Receiving this award puts Livingston in the running for LifePoint Hospital’s 2011 company-wide Mercy Award, which is the highest honor an employee can receive from the corporation. If selected as LifePoint’s Mercy Award Winner, she will be honored at LifePoint’s Senior Leadership Conference.

“I am honored to have been nominated and selected for this prestigious award,” said Livingston.

Livingston began her employment at River Parishes Hospital in December 2008. She is responsible for maintaining the quality assurance records for the lab and recently took it upon herself to take the Cardiopulmonary Department under her wing by ensuring the quality of information being produced by their blood gas lab is accurate and reliable. She also volunteers to represent the hospital at numerous community events in the River Parishes area.

“Ms. Betty’s impact on our lab since she started here three years ago has been tremendous,” said Dr. Barry Breaux, medical director of the RPH laboratory. “She has taken the lead in organizing the lab’s records and quality assessment tools into a system that has allowed the lab to improve year after year. Her persistence in keeping everyone actively involved in quality assessment has been key to those improvements.”

Livingston is as dedicated to her family and extended family as she is to the hospital. She has offered to help many people in her lifetime. Years ago, she and her husband opened their home to a teenager in need. They saw her through high school and college and later welcomed her back into their home. She also assisted a mentally challenged woman in her neighborhood who was unable to drive to get to the grocery store and run other errands. She has often come to the aid of her coworkers in their time of need. Even during one of the most trying times in her own life, the loss of her husband of 39 years, Betty remains strong and continues to serve her church, the hospital and the many other friends who call her “family.”

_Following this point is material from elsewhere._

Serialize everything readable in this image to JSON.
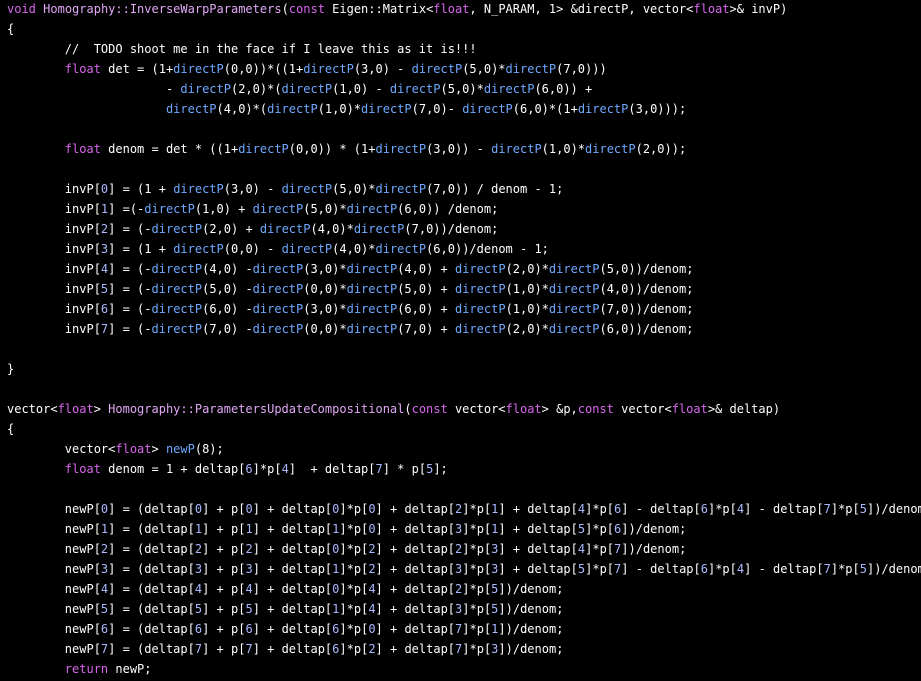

“Betty is an example of selflessness and is an inspiration to those who need an example of how to overcome grief and continue to live the precious life we are blessed to have,” said Ashley Price, laboratory director. “Whenever any of our staff members feel overwhelmed and are having problems that seem too big to handle, we think of ‘Ms. Betty’ and the light she conveys daily — even when all seems to be falling down.”